Published November 8th, 2007 - 06:57 GMT

Syria's ambassador to the United States described a Mideast peace summit that the Bush administration is organizing as a "waste," saying Wednesday that he would counsel his country against attending it.

 

"We don't seriously believe that this is a peace conference that will lead to anywhere," Ambassador Imad Moustapha said at a public affairs forum in San Francisco. No proposals had been circulated beforehand to lay the groundwork for progress at the gathering in Annapolis, Md., Moustapha said, according to the AP.

 

"Forgive us if we deduce that this is only about a photo opportunity and about people in Washington, D.C., telling their electorate, 'Look, don't accuse us of only starting wars; we're working for peace in the Middle East,'" the Syrian official said.

 

Damascus has said it will attend only if talks included the return of the Golan Heights, occupied by Israel during the 1967 war.

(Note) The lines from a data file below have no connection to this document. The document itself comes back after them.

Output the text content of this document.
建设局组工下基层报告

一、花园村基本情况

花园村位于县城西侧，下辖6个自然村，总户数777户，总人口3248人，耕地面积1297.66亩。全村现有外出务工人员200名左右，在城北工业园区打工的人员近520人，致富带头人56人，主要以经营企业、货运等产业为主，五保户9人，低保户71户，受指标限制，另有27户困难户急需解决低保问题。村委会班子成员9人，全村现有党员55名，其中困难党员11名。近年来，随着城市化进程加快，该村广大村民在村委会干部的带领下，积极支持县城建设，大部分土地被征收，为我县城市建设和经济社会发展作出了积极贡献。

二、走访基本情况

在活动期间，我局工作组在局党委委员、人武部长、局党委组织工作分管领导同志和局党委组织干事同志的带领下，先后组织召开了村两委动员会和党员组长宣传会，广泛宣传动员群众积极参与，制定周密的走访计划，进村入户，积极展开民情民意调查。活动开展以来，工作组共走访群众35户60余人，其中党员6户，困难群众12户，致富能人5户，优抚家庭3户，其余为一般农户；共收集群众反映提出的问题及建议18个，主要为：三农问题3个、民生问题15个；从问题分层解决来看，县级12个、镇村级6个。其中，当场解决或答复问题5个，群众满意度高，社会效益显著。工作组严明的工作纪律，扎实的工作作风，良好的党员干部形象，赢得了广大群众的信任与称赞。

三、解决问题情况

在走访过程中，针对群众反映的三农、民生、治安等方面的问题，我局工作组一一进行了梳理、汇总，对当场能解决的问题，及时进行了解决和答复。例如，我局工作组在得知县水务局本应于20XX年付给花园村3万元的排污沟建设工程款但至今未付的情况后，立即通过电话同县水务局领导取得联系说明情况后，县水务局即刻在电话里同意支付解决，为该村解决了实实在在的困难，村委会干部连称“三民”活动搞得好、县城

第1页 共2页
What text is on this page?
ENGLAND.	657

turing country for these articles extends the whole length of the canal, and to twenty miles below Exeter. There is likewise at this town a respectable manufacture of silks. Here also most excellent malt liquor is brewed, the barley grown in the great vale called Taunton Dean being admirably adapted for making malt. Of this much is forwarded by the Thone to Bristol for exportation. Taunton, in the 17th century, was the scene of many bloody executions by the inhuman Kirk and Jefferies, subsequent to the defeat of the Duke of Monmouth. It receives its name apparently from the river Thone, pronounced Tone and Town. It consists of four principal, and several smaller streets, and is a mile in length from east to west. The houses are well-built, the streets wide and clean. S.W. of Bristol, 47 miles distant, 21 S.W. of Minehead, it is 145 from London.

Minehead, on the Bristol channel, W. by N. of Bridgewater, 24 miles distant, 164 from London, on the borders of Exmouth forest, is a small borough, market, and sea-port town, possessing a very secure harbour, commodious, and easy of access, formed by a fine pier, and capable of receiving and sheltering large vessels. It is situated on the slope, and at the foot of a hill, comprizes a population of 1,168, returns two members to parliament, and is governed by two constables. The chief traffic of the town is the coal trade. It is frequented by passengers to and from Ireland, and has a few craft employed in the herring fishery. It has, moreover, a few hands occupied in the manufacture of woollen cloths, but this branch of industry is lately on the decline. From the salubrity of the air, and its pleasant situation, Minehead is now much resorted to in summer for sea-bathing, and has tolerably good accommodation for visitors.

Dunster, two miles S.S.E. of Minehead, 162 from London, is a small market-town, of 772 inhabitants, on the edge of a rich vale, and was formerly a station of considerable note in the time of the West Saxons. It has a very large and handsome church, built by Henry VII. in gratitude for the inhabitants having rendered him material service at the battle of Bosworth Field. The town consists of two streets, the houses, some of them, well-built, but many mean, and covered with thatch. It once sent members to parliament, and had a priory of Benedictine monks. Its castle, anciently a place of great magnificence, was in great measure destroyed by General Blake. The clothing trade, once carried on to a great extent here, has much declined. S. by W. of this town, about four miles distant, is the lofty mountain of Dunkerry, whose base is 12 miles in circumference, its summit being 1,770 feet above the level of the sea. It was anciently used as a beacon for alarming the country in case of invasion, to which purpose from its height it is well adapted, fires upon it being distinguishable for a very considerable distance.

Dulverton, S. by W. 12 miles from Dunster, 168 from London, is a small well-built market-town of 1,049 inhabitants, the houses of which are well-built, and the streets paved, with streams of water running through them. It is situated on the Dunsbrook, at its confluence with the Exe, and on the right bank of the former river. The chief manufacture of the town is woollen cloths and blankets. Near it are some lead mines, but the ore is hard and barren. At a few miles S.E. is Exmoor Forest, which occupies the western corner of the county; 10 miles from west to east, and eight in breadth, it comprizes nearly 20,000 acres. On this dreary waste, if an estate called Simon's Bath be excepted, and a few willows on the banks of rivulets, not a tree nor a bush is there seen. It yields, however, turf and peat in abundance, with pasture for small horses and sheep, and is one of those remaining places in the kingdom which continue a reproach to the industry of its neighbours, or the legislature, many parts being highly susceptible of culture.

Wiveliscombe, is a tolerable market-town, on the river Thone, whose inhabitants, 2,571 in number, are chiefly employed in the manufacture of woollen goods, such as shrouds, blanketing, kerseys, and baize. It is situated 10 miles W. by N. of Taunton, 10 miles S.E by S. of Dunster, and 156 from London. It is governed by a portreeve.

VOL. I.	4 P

Secretary of State Condoleezza Rice has said that the administration wants Syria to participate, but that the conference must focus on the Palestinians.

 

"And we are supposed to just come attend, be bemused, enjoy our time and leave?" Moustapha asked. "Personally, if my government will ask my opinion, I will say it will be a waste of money, buying those expensive airline tickets and reservations in hotels, just to come attend this event in Maryland and then go back to Syria."

 

Moustapha also rejected as "absolutely, absolutely untrue" allegations that a military facility attacked by Israeli warplanes in September housed a nuclear site. Syria has never sought nuclear technology, nor does it intend to do so "in the foreseeable future," he noted.